Story Stocks®
TJX (TJX) is relatively flat after reporting its Q3 (Oct) results this morning. The company's off-price model continues to resonate with consumers and perform well despite macro uncertainty and a competitive retail environment. It beat expectations on the top and bottom line, marking its fifteenth consecutive EPS beat, while revenue increased 7.5% yr/yr to $15.18 bln, its strongest growth in seven quarters. TJX also raised FY26 EPS and revenue guidance above expectations to $4.63-4.66 and $59.7-59.9 bln, respectively, with comps now expected to be +4% (from +3%).
- Comp sales accelerated to +5%, above prior guidance, driven by a combination of higher traffic and bigger baskets, with both apparel and home categories posting strong increases.

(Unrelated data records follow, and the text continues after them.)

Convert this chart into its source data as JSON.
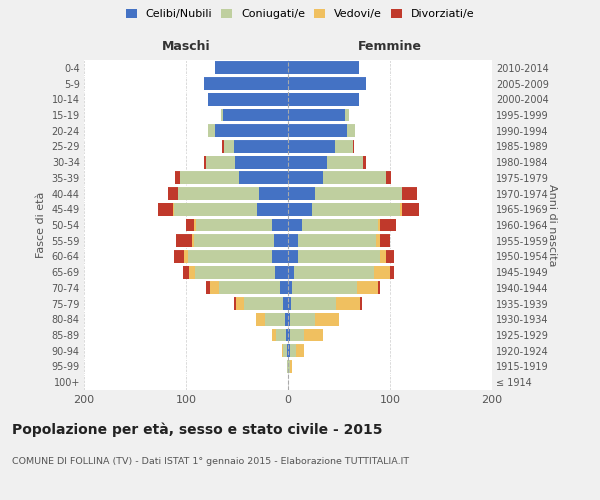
{
  "age_groups": [
    "100+",
    "95-99",
    "90-94",
    "85-89",
    "80-84",
    "75-79",
    "70-74",
    "65-69",
    "60-64",
    "55-59",
    "50-54",
    "45-49",
    "40-44",
    "35-39",
    "30-34",
    "25-29",
    "20-24",
    "15-19",
    "10-14",
    "5-9",
    "0-4"
  ],
  "birth_years": [
    "≤ 1914",
    "1915-1919",
    "1920-1924",
    "1925-1929",
    "1930-1934",
    "1935-1939",
    "1940-1944",
    "1945-1949",
    "1950-1954",
    "1955-1959",
    "1960-1964",
    "1965-1969",
    "1970-1974",
    "1975-1979",
    "1980-1984",
    "1985-1989",
    "1990-1994",
    "1995-1999",
    "2000-2004",
    "2005-2009",
    "2010-2014"
  ],
  "males": {
    "celibi": [
      0,
      0,
      1,
      2,
      3,
      5,
      8,
      13,
      16,
      14,
      16,
      30,
      28,
      48,
      52,
      53,
      72,
      64,
      78,
      82,
      72
    ],
    "coniugati": [
      0,
      1,
      4,
      10,
      20,
      38,
      60,
      78,
      82,
      78,
      74,
      82,
      80,
      58,
      28,
      10,
      6,
      2,
      0,
      0,
      0
    ],
    "vedovi": [
      0,
      0,
      1,
      4,
      8,
      8,
      8,
      6,
      4,
      2,
      2,
      1,
      0,
      0,
      0,
      0,
      0,
      0,
      0,
      0,
      0
    ],
    "divorziati": [
      0,
      0,
      0,
      0,
      0,
      2,
      4,
      6,
      10,
      16,
      8,
      14,
      10,
      5,
      2,
      2,
      0,
      0,
      0,
      0,
      0
    ]
  },
  "females": {
    "nubili": [
      0,
      0,
      2,
      2,
      2,
      3,
      4,
      6,
      10,
      10,
      14,
      24,
      26,
      34,
      38,
      46,
      58,
      56,
      70,
      76,
      70
    ],
    "coniugate": [
      0,
      2,
      6,
      14,
      24,
      44,
      64,
      78,
      80,
      76,
      74,
      86,
      86,
      62,
      36,
      18,
      8,
      4,
      0,
      0,
      0
    ],
    "vedove": [
      0,
      2,
      8,
      18,
      24,
      24,
      20,
      16,
      6,
      4,
      2,
      2,
      0,
      0,
      0,
      0,
      0,
      0,
      0,
      0,
      0
    ],
    "divorziate": [
      0,
      0,
      0,
      0,
      0,
      2,
      2,
      4,
      8,
      10,
      16,
      16,
      14,
      5,
      2,
      1,
      0,
      0,
      0,
      0,
      0
    ]
  },
  "colors": {
    "celibi": "#4472C4",
    "coniugati": "#BFCF9F",
    "vedovi": "#F0C060",
    "divorziati": "#C0392B"
  },
  "legend_labels": [
    "Celibi/Nubili",
    "Coniugati/e",
    "Vedovi/e",
    "Divorziati/e"
  ],
  "title": "Popolazione per età, sesso e stato civile - 2015",
  "subtitle": "COMUNE DI FOLLINA (TV) - Dati ISTAT 1° gennaio 2015 - Elaborazione TUTTITALIA.IT",
  "xlabel_left": "Maschi",
  "xlabel_right": "Femmine",
  "ylabel_left": "Fasce di età",
  "ylabel_right": "Anni di nascita",
  "xlim": 200,
  "background_color": "#f0f0f0",
  "plot_bg_color": "#ffffff"
}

- TJX Canada led with comps +8% (+9% in Q2), followed by Marmaxx +6% (+3% in Q2), HomeGoods +5% (+5% in Q2), and International +3% (+5% in Q2), with broad-based strength across income demographics reflecting the appeal of its value offerings.
- Importantly, its mitigation efforts fully offset tariff pressure, helping boost pre-tax margin 40 bps to 12.7% and expand gross margin 100 bps yr/yr, also aided by stronger merchandise margin and lower freight costs.

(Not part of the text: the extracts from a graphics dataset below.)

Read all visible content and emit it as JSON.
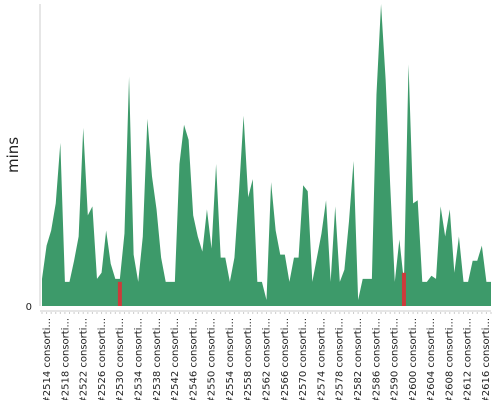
{
  "chart_data": {
    "type": "area",
    "title": "",
    "xlabel": "",
    "ylabel": "mins",
    "ylim": [
      0,
      100
    ],
    "y_ticks": [
      "0"
    ],
    "grid": false,
    "legend": "none",
    "colors": {
      "pass": "#3d9a6a",
      "fail": "#cc3b3b",
      "axis": "#cccccc"
    },
    "x_tick_labels": [
      "#2514 consorti...",
      "#2518 consorti...",
      "#2522 consorti...",
      "#2526 consorti...",
      "#2530 consorti...",
      "#2534 consorti...",
      "#2538 consorti...",
      "#2542 consorti...",
      "#2546 consorti...",
      "#2550 consorti...",
      "#2554 consorti...",
      "#2558 consorti...",
      "#2562 consorti...",
      "#2566 consorti...",
      "#2570 consorti...",
      "#2574 consorti...",
      "#2578 consorti...",
      "#2582 consorti...",
      "#2586 consorti...",
      "#2590 consorti...",
      "#2600 consorti...",
      "#2604 consorti...",
      "#2608 consorti...",
      "#2612 consorti...",
      "#2616 consorti..."
    ],
    "series": [
      {
        "status": "pass",
        "values": [
          9,
          20,
          25,
          34,
          54,
          8,
          8,
          15,
          23,
          59,
          30,
          33,
          9,
          11,
          25,
          14,
          9,
          9,
          24,
          76,
          17,
          8,
          23,
          62,
          43,
          32,
          16,
          8,
          8,
          8,
          47,
          60,
          55,
          30,
          23,
          18,
          32,
          19,
          47,
          16,
          16,
          8,
          16,
          38,
          63,
          36,
          42,
          8,
          8,
          2,
          41,
          25,
          17,
          17,
          8,
          16,
          16,
          40,
          38,
          8,
          16,
          24,
          35,
          8,
          33,
          8,
          12,
          28,
          48,
          2,
          9,
          9,
          9,
          70,
          100,
          75,
          40,
          8,
          22,
          8,
          80,
          34,
          35,
          8,
          8,
          10,
          9,
          33,
          23,
          32,
          11,
          23,
          8,
          8,
          15,
          15,
          20,
          8,
          8
        ]
      },
      {
        "status": "fail",
        "values": [
          0,
          0,
          0,
          0,
          0,
          0,
          0,
          0,
          0,
          0,
          0,
          0,
          0,
          0,
          0,
          0,
          0,
          8,
          0,
          0,
          0,
          0,
          0,
          0,
          0,
          0,
          0,
          0,
          0,
          0,
          0,
          0,
          0,
          0,
          0,
          0,
          0,
          0,
          0,
          0,
          0,
          0,
          0,
          0,
          0,
          0,
          0,
          0,
          0,
          0,
          0,
          0,
          0,
          0,
          0,
          0,
          0,
          0,
          0,
          0,
          0,
          0,
          0,
          0,
          0,
          0,
          0,
          0,
          0,
          0,
          0,
          0,
          0,
          0,
          0,
          0,
          0,
          0,
          0,
          11,
          0,
          0,
          0,
          0,
          0,
          0,
          0,
          0,
          0,
          0,
          0,
          0,
          0,
          0,
          0,
          0,
          0,
          0,
          0
        ]
      }
    ]
  }
}
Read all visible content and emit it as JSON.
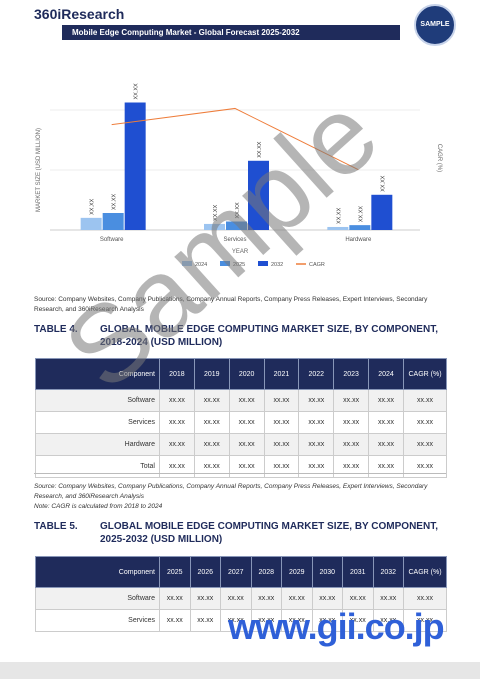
{
  "header": {
    "logo": "360iResearch",
    "title": "Mobile Edge Computing Market - Global Forecast 2025-2032",
    "badge": "SAMPLE"
  },
  "chart_data": {
    "type": "bar",
    "y_label": "MARKET SIZE (USD MILLION)",
    "y2_label": "CAGR (%)",
    "x_label": "YEAR",
    "categories": [
      "Software",
      "Services",
      "Hardware"
    ],
    "ylim": [
      0,
      140
    ],
    "y2lim": [
      0,
      20
    ],
    "series": [
      {
        "name": "2024",
        "color": "#9cc4f0",
        "values": [
          10,
          5,
          2.5
        ],
        "value_labels": [
          "XX.XX",
          "XX.XX",
          "XX.XX"
        ]
      },
      {
        "name": "2025",
        "color": "#4a8ee0",
        "values": [
          14,
          7,
          4
        ],
        "value_labels": [
          "XX.XX",
          "XX.XX",
          "XX.XX"
        ]
      },
      {
        "name": "2032",
        "color": "#1f4fd1",
        "values": [
          105,
          57,
          29
        ],
        "value_labels": [
          "XX.XX",
          "XX.XX",
          "XX.XX"
        ]
      },
      {
        "name": "CAGR",
        "color": "#ee7d3b",
        "type": "line",
        "axis": "y2",
        "values": [
          12.4,
          14.3,
          7.1
        ]
      }
    ]
  },
  "chart_source": "Source: Company Websites, Company Publications, Company Annual Reports, Company Press Releases, Expert Interviews, Secondary Research, and 360iResearch Analysis",
  "table4": {
    "number": "TABLE 4.",
    "title": "GLOBAL MOBILE EDGE COMPUTING MARKET SIZE, BY COMPONENT, 2018-2024 (USD MILLION)",
    "columns": [
      "Component",
      "2018",
      "2019",
      "2020",
      "2021",
      "2022",
      "2023",
      "2024",
      "CAGR (%)"
    ],
    "rows": [
      [
        "Software",
        "xx.xx",
        "xx.xx",
        "xx.xx",
        "xx.xx",
        "xx.xx",
        "xx.xx",
        "xx.xx",
        "xx.xx"
      ],
      [
        "Services",
        "xx.xx",
        "xx.xx",
        "xx.xx",
        "xx.xx",
        "xx.xx",
        "xx.xx",
        "xx.xx",
        "xx.xx"
      ],
      [
        "Hardware",
        "xx.xx",
        "xx.xx",
        "xx.xx",
        "xx.xx",
        "xx.xx",
        "xx.xx",
        "xx.xx",
        "xx.xx"
      ],
      [
        "Total",
        "xx.xx",
        "xx.xx",
        "xx.xx",
        "xx.xx",
        "xx.xx",
        "xx.xx",
        "xx.xx",
        "xx.xx"
      ]
    ]
  },
  "table4_source": "Source: Company Websites, Company Publications, Company Annual Reports, Company Press Releases, Expert Interviews, Secondary Research, and 360iResearch Analysis",
  "table4_note": "Note: CAGR is calculated from 2018 to 2024",
  "table5": {
    "number": "TABLE 5.",
    "title": "GLOBAL MOBILE EDGE COMPUTING MARKET SIZE, BY COMPONENT, 2025-2032 (USD MILLION)",
    "columns": [
      "Component",
      "2025",
      "2026",
      "2027",
      "2028",
      "2029",
      "2030",
      "2031",
      "2032",
      "CAGR (%)"
    ],
    "rows": [
      [
        "Software",
        "xx.xx",
        "xx.xx",
        "xx.xx",
        "xx.xx",
        "xx.xx",
        "xx.xx",
        "xx.xx",
        "xx.xx",
        "xx.xx"
      ],
      [
        "Services",
        "xx.xx",
        "xx.xx",
        "xx.xx",
        "xx.xx",
        "xx.xx",
        "xx.xx",
        "xx.xx",
        "xx.xx",
        "xx.xx"
      ]
    ]
  },
  "watermark": "Sample",
  "site": "www.gii.co.jp"
}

- The holiday outlook was notably positive, with TJX positioning its banners as top destinations for value-focused shoppers, supported by strong gift availability, fresh assortments flowing multiple times per week, and digital-led holiday marketing campaigns.
Briefing.com Analyst Insight
TJX continues to execute at a high level, and its off-price value proposition is clearly resonating with consumers in a still-challenging macro environment. It has consistently beat expectations on the bottom line, with healthy traffic, accelerating comps, and continued margin expansion underscoring the strength of its model. The muted reaction likely reflects the stock's proximity to all-time highs, TJX isn't an ultra-growth story, but it remains a reliable operator in discretionary retail, with value-driven traffic supporting steady share gains. Management was also bullish on the upcoming holiday season, citing strong gift availability and frequent new assortments, and TJX appears well positioned to capture demand. Longer term, its global footprint, including its joint venture in Mexico, investment in the Middle East, and planned entry into Spain in spring 2026, provides additional runway for growth.